January 15, 2020

Arbitration Case Law Update: Court of Appeal Reinforces Court's Supervisory Jurisdiction


Arbitration case law update: Court of Appeal reinforces court’s supervisory jurisdiction

Minister of Finance (Incorporated), 1 Malaysia Development Berhad v International Petroleum Investment Company, Aabar Investments PJS [2019] EWCA Civ 2080

The Court of Appeal (“CoA”) has recently issued a rare and significant decision on an arbitration-related claim in the English court.  Notably, it reversed a decision of the High Court to stay parties’ applications to challenge an arbitral award under sections 67 and 68 of the Arbitration Act 1996 (the “Act”) and, in doing so, has emphasised the important public function underlying the court’s mandatory supervisory jurisdiction over arbitrations seated in England and Wales.

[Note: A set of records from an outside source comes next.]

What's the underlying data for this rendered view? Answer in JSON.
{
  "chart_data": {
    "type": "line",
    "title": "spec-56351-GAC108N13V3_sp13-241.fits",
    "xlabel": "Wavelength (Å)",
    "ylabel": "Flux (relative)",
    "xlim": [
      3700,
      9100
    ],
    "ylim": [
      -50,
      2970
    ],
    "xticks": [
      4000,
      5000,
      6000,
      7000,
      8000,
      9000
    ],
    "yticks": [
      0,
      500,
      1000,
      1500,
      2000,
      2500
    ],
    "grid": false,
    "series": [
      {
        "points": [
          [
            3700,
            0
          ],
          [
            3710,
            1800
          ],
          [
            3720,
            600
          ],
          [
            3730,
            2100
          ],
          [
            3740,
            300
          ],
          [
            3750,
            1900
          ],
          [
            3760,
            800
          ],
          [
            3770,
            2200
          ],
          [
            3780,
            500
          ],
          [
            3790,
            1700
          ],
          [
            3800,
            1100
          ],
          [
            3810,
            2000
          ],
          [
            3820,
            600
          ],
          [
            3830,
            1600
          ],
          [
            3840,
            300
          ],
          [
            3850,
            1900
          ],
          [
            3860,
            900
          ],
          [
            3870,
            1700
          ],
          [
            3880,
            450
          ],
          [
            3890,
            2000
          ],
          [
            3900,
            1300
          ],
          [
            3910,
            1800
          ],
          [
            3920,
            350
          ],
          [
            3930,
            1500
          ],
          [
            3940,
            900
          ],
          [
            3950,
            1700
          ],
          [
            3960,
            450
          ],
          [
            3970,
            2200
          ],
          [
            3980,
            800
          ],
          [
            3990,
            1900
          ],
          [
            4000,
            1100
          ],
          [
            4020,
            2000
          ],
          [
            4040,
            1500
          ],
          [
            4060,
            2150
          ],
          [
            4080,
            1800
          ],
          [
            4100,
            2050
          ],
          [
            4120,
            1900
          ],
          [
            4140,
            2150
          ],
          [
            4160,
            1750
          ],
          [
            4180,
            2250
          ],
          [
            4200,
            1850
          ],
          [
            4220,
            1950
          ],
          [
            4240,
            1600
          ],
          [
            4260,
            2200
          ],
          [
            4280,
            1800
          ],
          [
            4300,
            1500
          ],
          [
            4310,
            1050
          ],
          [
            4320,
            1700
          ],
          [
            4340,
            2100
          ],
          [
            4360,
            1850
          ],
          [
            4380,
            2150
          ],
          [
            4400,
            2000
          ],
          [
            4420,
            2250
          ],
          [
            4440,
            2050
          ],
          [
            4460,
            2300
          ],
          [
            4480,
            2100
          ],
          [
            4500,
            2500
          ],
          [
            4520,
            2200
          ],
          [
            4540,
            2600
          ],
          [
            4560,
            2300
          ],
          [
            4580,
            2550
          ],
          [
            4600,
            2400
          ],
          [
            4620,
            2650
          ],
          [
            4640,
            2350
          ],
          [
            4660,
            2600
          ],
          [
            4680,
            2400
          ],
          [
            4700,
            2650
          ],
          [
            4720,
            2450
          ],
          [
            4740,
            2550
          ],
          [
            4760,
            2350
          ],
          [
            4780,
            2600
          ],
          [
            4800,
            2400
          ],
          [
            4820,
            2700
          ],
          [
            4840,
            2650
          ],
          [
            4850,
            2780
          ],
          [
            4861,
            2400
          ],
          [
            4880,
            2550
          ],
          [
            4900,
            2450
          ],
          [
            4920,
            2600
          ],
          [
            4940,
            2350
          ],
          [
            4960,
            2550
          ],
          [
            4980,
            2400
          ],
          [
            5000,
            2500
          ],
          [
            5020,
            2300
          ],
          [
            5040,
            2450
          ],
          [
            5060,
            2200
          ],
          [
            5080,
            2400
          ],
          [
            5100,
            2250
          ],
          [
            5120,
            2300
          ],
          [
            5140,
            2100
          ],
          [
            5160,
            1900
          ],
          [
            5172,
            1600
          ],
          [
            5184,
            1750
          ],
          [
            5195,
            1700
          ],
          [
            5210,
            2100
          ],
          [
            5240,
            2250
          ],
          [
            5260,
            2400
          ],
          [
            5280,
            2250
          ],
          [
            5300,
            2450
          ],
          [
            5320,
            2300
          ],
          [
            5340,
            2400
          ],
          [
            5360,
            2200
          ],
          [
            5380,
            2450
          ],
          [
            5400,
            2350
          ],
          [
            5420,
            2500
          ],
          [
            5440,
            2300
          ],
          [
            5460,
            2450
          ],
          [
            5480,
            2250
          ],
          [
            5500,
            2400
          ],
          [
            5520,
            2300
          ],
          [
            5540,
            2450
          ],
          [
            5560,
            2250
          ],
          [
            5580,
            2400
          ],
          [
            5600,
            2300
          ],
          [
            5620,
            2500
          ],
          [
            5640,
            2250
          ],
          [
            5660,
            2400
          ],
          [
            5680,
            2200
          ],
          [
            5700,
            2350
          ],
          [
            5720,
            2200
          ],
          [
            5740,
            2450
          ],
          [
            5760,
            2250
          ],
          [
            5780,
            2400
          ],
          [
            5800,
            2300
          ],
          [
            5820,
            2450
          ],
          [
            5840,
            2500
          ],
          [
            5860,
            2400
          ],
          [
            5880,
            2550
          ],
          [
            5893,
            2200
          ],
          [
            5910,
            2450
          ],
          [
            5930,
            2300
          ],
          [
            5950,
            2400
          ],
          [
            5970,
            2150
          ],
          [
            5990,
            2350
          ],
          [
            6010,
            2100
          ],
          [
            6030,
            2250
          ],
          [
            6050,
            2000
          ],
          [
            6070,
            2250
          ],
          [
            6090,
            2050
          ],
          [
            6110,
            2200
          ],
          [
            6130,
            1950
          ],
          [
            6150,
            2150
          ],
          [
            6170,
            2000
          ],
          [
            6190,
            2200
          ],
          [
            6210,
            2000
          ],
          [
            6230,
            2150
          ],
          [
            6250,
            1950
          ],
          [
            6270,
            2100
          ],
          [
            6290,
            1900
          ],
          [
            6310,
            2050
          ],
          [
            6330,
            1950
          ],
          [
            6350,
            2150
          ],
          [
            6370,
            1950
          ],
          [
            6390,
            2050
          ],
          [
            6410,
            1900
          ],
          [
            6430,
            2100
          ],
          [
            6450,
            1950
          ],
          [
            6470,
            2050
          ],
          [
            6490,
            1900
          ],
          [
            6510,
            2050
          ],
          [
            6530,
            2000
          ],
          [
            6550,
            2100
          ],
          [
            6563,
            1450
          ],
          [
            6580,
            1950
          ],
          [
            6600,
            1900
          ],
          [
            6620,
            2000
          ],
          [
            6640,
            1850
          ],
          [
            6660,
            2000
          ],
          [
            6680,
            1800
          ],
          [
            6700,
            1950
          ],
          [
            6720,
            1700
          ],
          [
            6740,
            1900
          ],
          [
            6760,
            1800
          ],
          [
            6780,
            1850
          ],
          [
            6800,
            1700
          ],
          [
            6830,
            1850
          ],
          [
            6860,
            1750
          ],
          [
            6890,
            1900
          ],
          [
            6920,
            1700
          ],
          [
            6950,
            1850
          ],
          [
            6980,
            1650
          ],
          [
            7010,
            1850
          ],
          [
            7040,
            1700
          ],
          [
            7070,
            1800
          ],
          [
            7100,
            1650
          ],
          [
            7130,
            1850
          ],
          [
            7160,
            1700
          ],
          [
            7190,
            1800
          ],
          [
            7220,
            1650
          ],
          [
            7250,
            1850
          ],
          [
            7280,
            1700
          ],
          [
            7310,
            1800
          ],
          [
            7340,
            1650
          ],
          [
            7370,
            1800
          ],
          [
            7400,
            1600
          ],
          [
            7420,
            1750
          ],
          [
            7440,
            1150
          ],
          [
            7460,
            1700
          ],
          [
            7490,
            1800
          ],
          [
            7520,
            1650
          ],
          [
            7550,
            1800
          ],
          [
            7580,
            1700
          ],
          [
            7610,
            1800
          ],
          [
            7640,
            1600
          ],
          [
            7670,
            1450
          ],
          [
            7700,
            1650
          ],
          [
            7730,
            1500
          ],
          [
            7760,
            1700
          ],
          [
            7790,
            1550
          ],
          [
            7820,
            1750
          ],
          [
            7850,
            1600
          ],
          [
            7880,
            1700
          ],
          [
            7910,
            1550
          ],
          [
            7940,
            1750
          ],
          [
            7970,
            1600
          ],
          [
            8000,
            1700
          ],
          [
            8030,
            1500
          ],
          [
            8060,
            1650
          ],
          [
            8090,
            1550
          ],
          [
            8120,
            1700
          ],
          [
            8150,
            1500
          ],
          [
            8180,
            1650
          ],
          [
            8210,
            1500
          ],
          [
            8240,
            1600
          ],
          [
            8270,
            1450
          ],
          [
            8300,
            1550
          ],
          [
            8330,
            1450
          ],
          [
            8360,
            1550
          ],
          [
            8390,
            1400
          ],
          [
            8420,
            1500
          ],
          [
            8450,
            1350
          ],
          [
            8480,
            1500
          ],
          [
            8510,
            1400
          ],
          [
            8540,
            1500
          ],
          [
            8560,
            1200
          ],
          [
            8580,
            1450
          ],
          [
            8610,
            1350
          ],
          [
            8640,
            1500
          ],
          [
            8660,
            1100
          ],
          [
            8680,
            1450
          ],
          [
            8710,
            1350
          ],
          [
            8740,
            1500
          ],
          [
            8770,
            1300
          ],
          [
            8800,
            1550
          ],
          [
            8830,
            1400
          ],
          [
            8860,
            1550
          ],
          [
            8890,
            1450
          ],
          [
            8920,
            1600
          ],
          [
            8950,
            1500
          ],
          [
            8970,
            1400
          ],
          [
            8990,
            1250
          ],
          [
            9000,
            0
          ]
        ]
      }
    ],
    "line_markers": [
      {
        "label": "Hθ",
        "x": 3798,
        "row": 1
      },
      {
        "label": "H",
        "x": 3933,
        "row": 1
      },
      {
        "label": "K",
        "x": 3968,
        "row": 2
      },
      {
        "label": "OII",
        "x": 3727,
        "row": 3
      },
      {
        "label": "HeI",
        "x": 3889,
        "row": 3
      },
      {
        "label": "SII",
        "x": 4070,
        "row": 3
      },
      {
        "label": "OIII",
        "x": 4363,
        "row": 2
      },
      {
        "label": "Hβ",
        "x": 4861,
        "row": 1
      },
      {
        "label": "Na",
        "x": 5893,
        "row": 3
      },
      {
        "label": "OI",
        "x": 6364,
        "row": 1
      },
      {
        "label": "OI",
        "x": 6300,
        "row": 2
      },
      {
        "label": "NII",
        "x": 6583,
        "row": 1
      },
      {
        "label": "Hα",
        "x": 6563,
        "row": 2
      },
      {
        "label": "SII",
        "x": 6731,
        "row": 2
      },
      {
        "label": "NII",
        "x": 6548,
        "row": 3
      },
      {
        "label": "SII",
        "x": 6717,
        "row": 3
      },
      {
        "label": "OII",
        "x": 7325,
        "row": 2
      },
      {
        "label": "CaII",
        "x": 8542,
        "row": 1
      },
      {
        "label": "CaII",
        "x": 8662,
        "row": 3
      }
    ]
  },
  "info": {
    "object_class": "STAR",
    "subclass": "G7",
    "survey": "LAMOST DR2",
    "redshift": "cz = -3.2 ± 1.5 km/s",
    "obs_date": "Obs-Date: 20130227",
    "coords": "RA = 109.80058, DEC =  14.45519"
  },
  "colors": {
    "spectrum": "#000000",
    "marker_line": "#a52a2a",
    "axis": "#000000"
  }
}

In broad summary, and as detailed further below:

  • The High Court had granted a stay of the claimants’ applications under sections 67 and 68 of the Act. It did so in order to avoid the risk of delay, cost, disorder and uncertainty arising from concurrent arbitration proceedings that had been commenced by the defendants shortly after the claimants’ applications were served, which addressed materially similar issues to those set out in the claimants’ applications (regarding the enforceability of settlement deeds between the parties).
  • The CoA removed the stay, explaining that, in light of the principle of party autonomy and the public interest in the court’s supervisory function when an arbitration award is challenged for lack of substantive jurisdiction or serious irregularity, compelling grounds are required to stay such proceedings. The CoA held that this test was not met in circumstances where the defendants’ actions (in starting new arbitration proceedings) were deemed to have been taken in order to frustrate the claimants’ applications to challenge the award.
  • The CoA also granted an injunction restraining the defendants from pursuing their new arbitration claims until final determination of the claimants’ applications (reversing the High Court’s decision on that point). In doing so, the CoA confirmed that arbitration proceedings may be injuncted in exceptional circumstances and reaffirmed the applicable three-stage test laid down in Claxton.[1]


[1] Claxton Engineering Services Ltd. v TXM Olaj-Es Gazkutato Kft (No 2) [2011] EWHC 345 (Comm), [2011] 2 All ER (Comm) 128 at [34] (“Claxton”).